E oggi, quando ho la tentazione
di nascondermi o di lasciarmi andare,
di spegnere il collegamento per
fare i miei illeciti comodi,
almeno ho imparato la sincerità
di dirti: “Scusa”
e di portare su di me
la responsabilità delle mie scelte sbagliate.
Caro Michele,
ricordo ancora quella mattina in cui col tuo fare grossolano e scanzonato avevi semidistrutto una
cartina appesa al muro. Mi hai fatto andare in bestia. Ti ho urlato addosso qualcosa di irripetibile (che il
mio inconscio ha prontamente rimosso) e mi hai visto incavolato come non mai.

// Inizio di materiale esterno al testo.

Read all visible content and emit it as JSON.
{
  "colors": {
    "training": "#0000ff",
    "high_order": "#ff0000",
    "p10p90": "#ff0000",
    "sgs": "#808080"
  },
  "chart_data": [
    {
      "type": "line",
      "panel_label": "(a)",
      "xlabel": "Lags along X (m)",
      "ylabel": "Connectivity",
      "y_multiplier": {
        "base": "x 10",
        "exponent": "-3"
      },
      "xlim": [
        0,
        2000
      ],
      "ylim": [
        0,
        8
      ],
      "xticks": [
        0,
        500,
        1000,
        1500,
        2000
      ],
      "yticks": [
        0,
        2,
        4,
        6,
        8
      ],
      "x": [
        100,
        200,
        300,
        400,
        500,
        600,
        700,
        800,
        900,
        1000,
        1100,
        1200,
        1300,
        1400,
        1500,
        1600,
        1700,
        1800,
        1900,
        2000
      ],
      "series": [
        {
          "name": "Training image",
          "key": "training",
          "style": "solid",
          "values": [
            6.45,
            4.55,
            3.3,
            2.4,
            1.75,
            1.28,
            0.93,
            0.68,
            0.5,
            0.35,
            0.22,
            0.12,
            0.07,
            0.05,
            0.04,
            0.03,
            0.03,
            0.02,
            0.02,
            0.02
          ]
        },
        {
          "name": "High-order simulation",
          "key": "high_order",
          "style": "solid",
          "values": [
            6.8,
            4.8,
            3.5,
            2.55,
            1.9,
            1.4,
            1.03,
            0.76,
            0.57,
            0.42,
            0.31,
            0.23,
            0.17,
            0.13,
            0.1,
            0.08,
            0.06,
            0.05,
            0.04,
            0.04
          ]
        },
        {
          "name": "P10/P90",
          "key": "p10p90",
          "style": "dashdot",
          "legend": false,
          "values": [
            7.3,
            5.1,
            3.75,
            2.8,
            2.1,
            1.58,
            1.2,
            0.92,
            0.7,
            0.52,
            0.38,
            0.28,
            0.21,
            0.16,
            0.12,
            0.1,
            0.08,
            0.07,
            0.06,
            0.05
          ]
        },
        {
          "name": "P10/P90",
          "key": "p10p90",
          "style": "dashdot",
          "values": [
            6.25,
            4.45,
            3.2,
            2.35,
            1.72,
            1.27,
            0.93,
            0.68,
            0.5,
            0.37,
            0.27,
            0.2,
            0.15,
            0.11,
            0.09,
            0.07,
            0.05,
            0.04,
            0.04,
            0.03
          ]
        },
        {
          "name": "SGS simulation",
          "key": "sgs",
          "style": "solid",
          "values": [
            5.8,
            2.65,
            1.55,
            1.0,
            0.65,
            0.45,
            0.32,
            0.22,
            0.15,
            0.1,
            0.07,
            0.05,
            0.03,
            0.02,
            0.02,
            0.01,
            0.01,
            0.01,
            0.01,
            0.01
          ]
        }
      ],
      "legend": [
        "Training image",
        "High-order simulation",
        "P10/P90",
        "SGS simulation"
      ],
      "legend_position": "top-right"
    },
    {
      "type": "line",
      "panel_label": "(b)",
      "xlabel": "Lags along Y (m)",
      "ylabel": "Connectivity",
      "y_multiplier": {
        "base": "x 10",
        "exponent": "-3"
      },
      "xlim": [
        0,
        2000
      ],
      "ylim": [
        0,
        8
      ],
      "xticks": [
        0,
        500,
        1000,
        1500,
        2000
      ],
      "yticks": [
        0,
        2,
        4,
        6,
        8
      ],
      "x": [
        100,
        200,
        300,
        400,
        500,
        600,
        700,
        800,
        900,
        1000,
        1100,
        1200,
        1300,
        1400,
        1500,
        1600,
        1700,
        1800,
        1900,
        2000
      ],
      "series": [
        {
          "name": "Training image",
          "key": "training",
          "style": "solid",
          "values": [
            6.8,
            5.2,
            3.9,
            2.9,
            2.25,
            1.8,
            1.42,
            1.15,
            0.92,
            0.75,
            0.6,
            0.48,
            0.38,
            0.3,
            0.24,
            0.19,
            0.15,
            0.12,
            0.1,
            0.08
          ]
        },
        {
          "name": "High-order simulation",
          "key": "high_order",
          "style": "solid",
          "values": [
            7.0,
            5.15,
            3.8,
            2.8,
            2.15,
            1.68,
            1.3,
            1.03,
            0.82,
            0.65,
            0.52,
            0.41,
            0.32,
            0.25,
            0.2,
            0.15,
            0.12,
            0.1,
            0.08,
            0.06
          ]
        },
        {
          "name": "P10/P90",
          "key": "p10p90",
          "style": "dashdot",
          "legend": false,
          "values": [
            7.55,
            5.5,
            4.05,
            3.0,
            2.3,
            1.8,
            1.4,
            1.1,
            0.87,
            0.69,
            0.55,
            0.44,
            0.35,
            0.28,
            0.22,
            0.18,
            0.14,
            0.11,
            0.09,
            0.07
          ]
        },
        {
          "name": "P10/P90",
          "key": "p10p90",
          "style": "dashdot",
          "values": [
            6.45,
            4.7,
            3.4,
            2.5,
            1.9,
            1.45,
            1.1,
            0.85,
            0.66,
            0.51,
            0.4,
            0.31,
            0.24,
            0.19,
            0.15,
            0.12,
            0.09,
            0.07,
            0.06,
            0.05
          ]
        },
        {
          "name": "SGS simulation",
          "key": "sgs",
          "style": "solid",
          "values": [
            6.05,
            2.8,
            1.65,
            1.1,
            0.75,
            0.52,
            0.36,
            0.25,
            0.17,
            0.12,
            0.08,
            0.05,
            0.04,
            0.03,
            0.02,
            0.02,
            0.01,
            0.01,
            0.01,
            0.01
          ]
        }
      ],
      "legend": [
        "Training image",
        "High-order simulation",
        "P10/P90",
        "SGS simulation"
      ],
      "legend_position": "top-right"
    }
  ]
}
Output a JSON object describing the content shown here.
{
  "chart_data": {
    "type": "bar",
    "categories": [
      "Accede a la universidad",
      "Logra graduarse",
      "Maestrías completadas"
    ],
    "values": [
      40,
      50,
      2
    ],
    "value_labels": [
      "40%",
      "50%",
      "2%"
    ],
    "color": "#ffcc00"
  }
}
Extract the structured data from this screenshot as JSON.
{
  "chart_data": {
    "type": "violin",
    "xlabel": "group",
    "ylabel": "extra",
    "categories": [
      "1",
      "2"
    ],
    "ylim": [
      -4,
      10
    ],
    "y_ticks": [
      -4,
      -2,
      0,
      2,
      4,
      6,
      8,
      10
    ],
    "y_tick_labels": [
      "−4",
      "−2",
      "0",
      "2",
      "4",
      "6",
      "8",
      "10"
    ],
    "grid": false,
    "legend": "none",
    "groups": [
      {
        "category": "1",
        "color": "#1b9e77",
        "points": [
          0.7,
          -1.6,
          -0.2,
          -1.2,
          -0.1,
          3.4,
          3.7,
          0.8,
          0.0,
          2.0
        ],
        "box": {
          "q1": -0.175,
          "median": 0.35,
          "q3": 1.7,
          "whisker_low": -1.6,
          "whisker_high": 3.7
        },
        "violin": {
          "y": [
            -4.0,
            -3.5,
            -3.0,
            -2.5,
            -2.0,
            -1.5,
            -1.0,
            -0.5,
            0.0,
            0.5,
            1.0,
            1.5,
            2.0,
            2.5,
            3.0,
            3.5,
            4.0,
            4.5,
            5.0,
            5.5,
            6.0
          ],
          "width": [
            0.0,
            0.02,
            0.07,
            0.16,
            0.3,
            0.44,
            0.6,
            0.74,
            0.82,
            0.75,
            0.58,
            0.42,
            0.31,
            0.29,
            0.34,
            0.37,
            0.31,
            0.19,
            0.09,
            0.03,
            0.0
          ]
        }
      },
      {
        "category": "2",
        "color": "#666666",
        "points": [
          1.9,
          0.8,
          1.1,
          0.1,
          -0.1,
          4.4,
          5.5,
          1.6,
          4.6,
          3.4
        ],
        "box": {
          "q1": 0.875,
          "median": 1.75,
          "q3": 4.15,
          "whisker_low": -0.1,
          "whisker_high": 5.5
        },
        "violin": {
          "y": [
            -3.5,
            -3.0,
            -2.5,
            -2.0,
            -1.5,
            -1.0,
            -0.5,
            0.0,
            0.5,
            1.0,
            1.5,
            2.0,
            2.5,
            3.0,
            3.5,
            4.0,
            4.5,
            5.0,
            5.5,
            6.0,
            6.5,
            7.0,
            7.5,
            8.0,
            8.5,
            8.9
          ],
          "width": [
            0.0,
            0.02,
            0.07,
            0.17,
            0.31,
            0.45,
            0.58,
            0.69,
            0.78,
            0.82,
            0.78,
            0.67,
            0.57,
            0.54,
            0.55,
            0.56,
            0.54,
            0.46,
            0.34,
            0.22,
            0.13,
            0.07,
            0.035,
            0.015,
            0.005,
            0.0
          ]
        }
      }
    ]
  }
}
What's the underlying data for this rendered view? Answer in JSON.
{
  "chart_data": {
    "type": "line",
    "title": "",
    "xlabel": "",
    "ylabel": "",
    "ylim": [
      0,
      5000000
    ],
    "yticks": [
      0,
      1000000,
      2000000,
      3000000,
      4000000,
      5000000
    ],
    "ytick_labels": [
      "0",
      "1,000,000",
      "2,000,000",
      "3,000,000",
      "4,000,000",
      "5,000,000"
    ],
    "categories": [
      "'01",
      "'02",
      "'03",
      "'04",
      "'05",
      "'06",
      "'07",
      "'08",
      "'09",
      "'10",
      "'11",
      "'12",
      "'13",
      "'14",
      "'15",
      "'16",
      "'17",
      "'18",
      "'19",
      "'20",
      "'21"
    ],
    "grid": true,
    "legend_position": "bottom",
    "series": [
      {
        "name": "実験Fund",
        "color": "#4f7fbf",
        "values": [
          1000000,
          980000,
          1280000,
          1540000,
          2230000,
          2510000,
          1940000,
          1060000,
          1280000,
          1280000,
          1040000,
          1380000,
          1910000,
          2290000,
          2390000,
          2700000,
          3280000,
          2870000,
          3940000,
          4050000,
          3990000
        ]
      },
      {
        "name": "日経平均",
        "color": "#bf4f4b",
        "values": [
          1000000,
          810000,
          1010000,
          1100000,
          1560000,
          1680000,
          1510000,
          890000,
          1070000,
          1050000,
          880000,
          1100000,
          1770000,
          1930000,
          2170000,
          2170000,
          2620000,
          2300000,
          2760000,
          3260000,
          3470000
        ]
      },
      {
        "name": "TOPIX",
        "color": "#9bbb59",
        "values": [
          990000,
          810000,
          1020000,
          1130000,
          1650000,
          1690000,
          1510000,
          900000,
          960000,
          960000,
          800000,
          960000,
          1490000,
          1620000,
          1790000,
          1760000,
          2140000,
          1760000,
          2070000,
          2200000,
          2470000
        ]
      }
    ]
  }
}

Tutti gli occhi della
classe erano fissi su di me, in un silenzio irreale. Sono tornato alla cattedra, mentre dicevo con ironia:
“Quando mi arrabbio sul serio ho bisogno di trenta secondi per riprendermi”. E poi ho piazzato la
zampata educativa: “Sono arrabbiato perché ti stai rovinando con le tue mani. Non vedi che in questi
giorni sei già un osservato speciale, ai limiti della sospensione?”. Sapevo che eri nervoso proprio per
quello. Soprattutto sapevo che non eri fatto per lo studio. Detieni ancora il record, sai? Sei l’unico che
è riuscito a finire una verifica in quei tre minuti in cui io leggevo e spiegavo le domande...
Mi sono sempre chiesto se ho fatto qualcosa di sbagliato. Ho ceduto all’ira, è vero! Ma non ha fatto così
anche Gesù nel tempio? Nel suo caso la cosa è stata pure meditata: ha costruito uno strumento
d’offesa, la sferza di cordicelle. Sarebbe stato incisivo senza scenata? Soprattutto, sarebbe stato se
stesso, cioè appassionato ed infervorato della giustizia e della dignità del Padre, con un carattere forte
e determinato?
Anche Gesù in qualche modo voleva far capire ai cambiavalute che “si stavano rovinando la vita e la
dignità con le proprie mani”. Costava poco lasciare a Dio quel che era di Dio, lasciare alla preghiera ed
allo studio ciò che era deputato per esso, separando le attività materiali dalle cose più importanti.
Caro Michele, so che tu da quel momento non hai più dato fastidio alla classe nelle mie ore, ti sei
controllato maggiormente. Ed io ho preso la palla al balzo, dandoti degli incarichi pratici di
responsabilità. In tre anni sei stato l’unico a cui ho concesso la gestione del mixer audio per gli
spettacoli. E sei stato l’unico a ricordarti che io non avrei fatto gli esami di fine anno, venendomi a
cercare per salutarmi l’ultimo giorno di scuola.
Ti ho visto un paio d’anni dopo. Felice e contento, un metro e novanta, apprendista muratore. Hai
dedicato un tuo sabato a farti un giro in bici (bravo!) fino alla vecchia scuola, per salutare i professori.
Cosa che i primi della classe spesso neanche si sognano.